ORINFOR to water down graphic Genocide images

KIGALI - After realizing that Genocide horror scenes aired on television and in documentary films during the 1994 Genocide commemoration period, play a major role in the increase of trauma cases, ORINFOR, the public broadcaster, has decided to regulate their screening.

Wednesday, April 07, 2010
L-R : Willy Rukundo: Acting Director General of ORINFOR ; Patrice Mulama:Executive Secretary of the Media High Council.

KIGALI - After realizing that Genocide horror scenes aired on television and in documentary films during the 1994 Genocide commemoration period, play a major role in the increase of trauma cases, ORINFOR, the public broadcaster, has decided to regulate their screening.

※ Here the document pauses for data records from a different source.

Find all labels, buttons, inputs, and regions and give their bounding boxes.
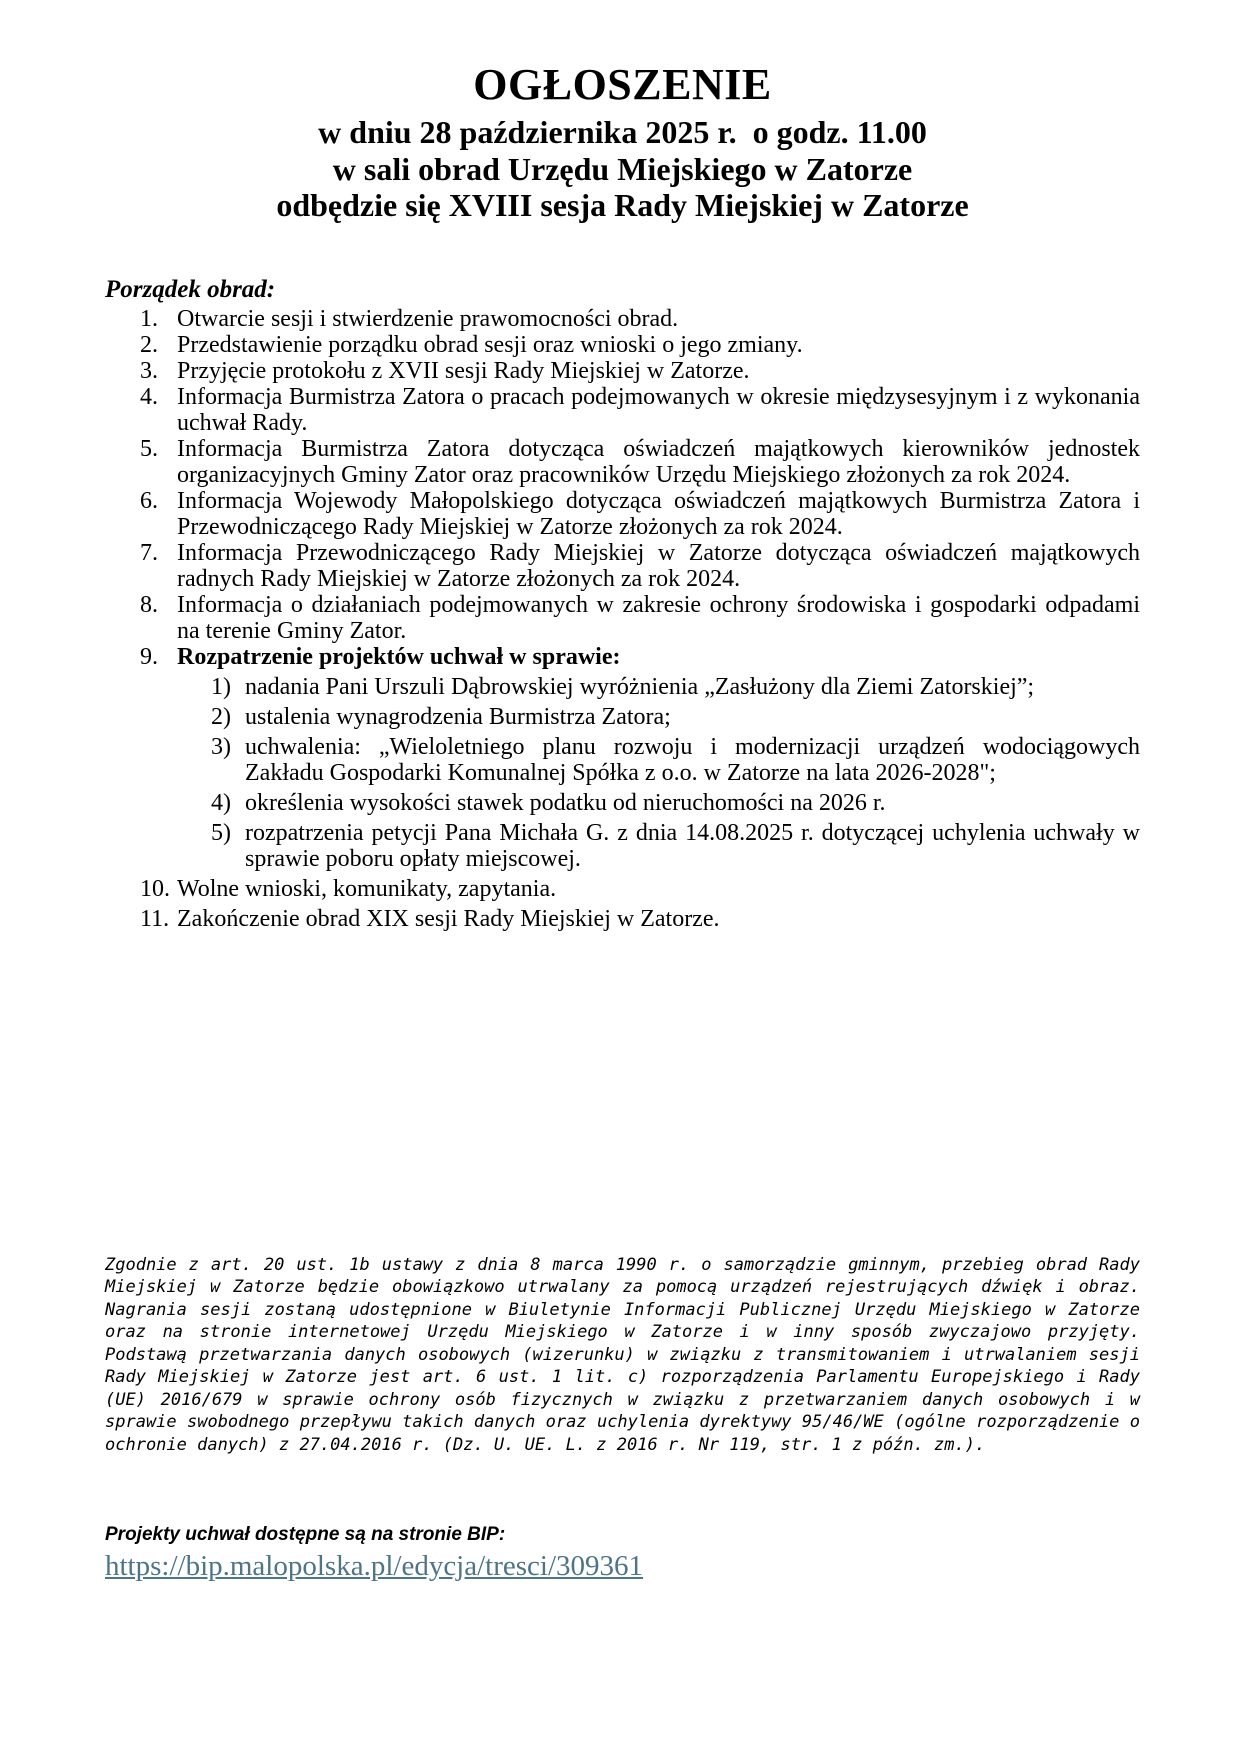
item-number: 10. <box>140 875 170 902</box>
subitem-text: uchwalenia: „Wieloletniego planu rozwoju i modernizacji urządzeń wodociągowych Zakładu Gospodarki Komunalnej Spółka z o.o. w Zatorze na lata 2026-2028"; <box>245 733 1140 786</box>
item-text: Otwarcie sesji i stwierdzenie prawomocności obrad. <box>177 305 679 332</box>
agenda-subitem-3 <box>105 734 1140 786</box>
subitem-number: 4) <box>211 789 231 816</box>
bip-link[interactable]: https://bip.malopolska.pl/edycja/tresci/309361 <box>105 1550 644 1582</box>
item-number: 5. <box>140 435 158 462</box>
item-number: 4. <box>140 383 158 410</box>
agenda-item-1 <box>105 306 1140 332</box>
subitem-number: 1) <box>211 673 231 700</box>
item-text: Wolne wnioski, komunikaty, zapytania. <box>177 875 557 902</box>
item-text: Rozpatrzenie projektów uchwał w sprawie: <box>177 643 621 670</box>
subtitle-line-session: odbędzie się XVIII sesja Rady Miejskiej w Zatorze <box>276 187 969 223</box>
agenda-item-9 <box>105 644 1140 670</box>
agenda-subitem-1 <box>105 674 1140 700</box>
item-number: 3. <box>140 357 158 384</box>
item-text: Informacja Burmistrza Zatora o pracach podejmowanych w okresie międzysesyjnym i z wykonania uchwał Rady. <box>177 383 1140 436</box>
agenda-item-6 <box>105 488 1140 540</box>
agenda-subitem-5 <box>105 820 1140 872</box>
subtitle-line-date-time: w dniu 28 października 2025 r. o godz. 11.00 <box>318 114 927 150</box>
subitem-number: 2) <box>211 703 231 730</box>
subitem-number: 3) <box>211 733 231 760</box>
agenda-item-8 <box>105 592 1140 644</box>
subitem-number: 5) <box>211 819 231 846</box>
item-number: 2. <box>140 331 158 358</box>
item-text: Przedstawienie porządku obrad sesji oraz wnioski o jego zmiany. <box>177 331 803 358</box>
item-number: 8. <box>140 591 158 618</box>
item-number: 9. <box>140 643 158 670</box>
agenda-subitem-2 <box>105 704 1140 730</box>
legal-notice: Zgodnie z art. 20 ust. 1b ustawy z dnia 8 marca 1990 r. o samorządzie gminnym, przebieg obrad Rady Miejskiej w Zatorze będzie obowiązkowo utrwalany za pomocą urządzeń rejestrujących dźwięk i obraz. Nagrania sesji zostaną udostępnione w Biuletynie Informacji Publicznej Urzędu Miejskiego w Zatorze oraz na stronie internetowej Urzędu Miejskiego w Zatorze i w inny sposób zwyczajowo przyjęty. Podstawą przetwarzania danych osobowych (wizerunku) w związku z transmitowaniem i utrwalaniem sesji Rady Miejskiej w Zatorze jest art. 6 ust. 1 lit. c) rozporządzenia Parlamentu Europejskiego i Rady (UE) 2016/679 w sprawie ochrony osób fizycznych w związku z przetwarzaniem danych osobowych i w sprawie swobodnego przepływu takich danych oraz uchylenia dyrektywy 95/46/WE (ogólne rozporządzenie o ochronie danych) z 27.04.2016 r. (Dz. U. UE. L. z 2016 r. Nr 119, str. 1 z późn. zm.). <box>105 1254 1140 1455</box>
bip-projects-label: Projekty uchwał dostępne są na stronie BIP: <box>105 1524 506 1545</box>
agenda-item-2 <box>105 332 1140 358</box>
agenda-item-7 <box>105 540 1140 592</box>
item-number: 11. <box>140 905 170 932</box>
subtitle-line-location: w sali obrad Urzędu Miejskiego w Zatorze <box>332 150 913 187</box>
agenda-item-11 <box>105 906 1140 932</box>
item-text: Informacja o działaniach podejmowanych w zakresie ochrony środowiska i gospodarki odpadami na terenie Gminy Zator. <box>177 591 1140 644</box>
item-text: Informacja Burmistrza Zatora dotycząca oświadczeń majątkowych kierowników jednostek organizacyjnych Gminy Zator oraz pracowników Urzędu Miejskiego złożonych za rok 2024. <box>177 435 1140 488</box>
agenda-item-4 <box>105 384 1140 436</box>
item-text: Informacja Przewodniczącego Rady Miejskiej w Zatorze dotycząca oświadczeń majątkowych radnych Rady Miejskiej w Zatorze złożonych za rok 2024. <box>177 539 1140 592</box>
item-text: Zakończenie obrad XIX sesji Rady Miejskiej w Zatorze. <box>177 905 720 932</box>
subitem-text: nadania Pani Urszuli Dąbrowskiej wyróżnienia „Zasłużony dla Ziemi Zatorskiej”; <box>245 673 1035 700</box>
agenda-heading: Porządek obrad: <box>105 275 276 303</box>
subtitle-block <box>105 114 1140 224</box>
item-number: 1. <box>140 305 158 332</box>
agenda-item-10 <box>105 876 1140 902</box>
item-number: 7. <box>140 539 158 566</box>
agenda-item-3 <box>105 358 1140 384</box>
item-text: Przyjęcie protokołu z XVII sesji Rady Miejskiej w Zatorze. <box>177 357 750 384</box>
agenda-subitem-4 <box>105 790 1140 816</box>
agenda-list <box>105 306 1140 932</box>
subitem-text: ustalenia wynagrodzenia Burmistrza Zatora; <box>245 703 671 730</box>
page-title: OGŁOSZENIE <box>473 60 772 109</box>
item-text: Informacja Wojewody Małopolskiego dotycząca oświadczeń majątkowych Burmistrza Zatora i Przewodniczącego Rady Miejskiej w Zatorze złożonych za rok 2024. <box>177 487 1140 540</box>
item-number: 6. <box>140 487 158 514</box>
subitem-text: rozpatrzenia petycji Pana Michała G. z dnia 14.08.2025 r. dotyczącej uchylenia uchwały w sprawie poboru opłaty miejscowej. <box>245 819 1140 872</box>
subitem-text: określenia wysokości stawek podatku od nieruchomości na 2026 r. <box>245 789 886 816</box>
agenda-item-5 <box>105 436 1140 488</box>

The revelation was made by the Acting Director General of ORINFOR, Willy Rukundo, in an exclusive interview with The New Times yesterday.

"Some experts had told us about the effects of the horrific Genocide images to the people, and we have started cutting down on the images of brutality that we used to show on the national television,” Rukundo said.

Rukundo emphasized that this year, they will continue to moderately cut down on the horrific content of the Genocide images to be aired during the commemoration week that starts today.

Patrice Mulama, the Executive Secretary of the Media High Council (MHC), said that so far, no regulations have been set up on the issue, but it has been discussed before.

"In 2008 we had a dialogue on the issue with media houses, but it attracted stiff opposition from the Genocide survivors’ associations,” Mulama said.

"They argued that modifying the images would translate to minimizing the Genocide and that it would not depict how it really happened”.

Rukundo maintained that, as a public broadcaster, ORINFOR was trying to strike a balance.

"We have tried to balance both sides by not ignoring the importance of showing the graphics, but also not showing the very horrific ones,” he said.

Appearing on Rwanda television last evening, Gaspard Gasasira, from the communications department in the National Commission for the Fight Against the Genocide (CNLG), said that another way of minimizing the impact of the images without actually ignoring them was by first showing testimonies of the people with success stories before showing the graphics.

By so doing, he says, it would scale down on the amount of impact it would have on people watching the images.

The issue of graphic images being a cause for trauma was also a subject of discussion at the just concluded International Genocide Symposium that took place in Kigali.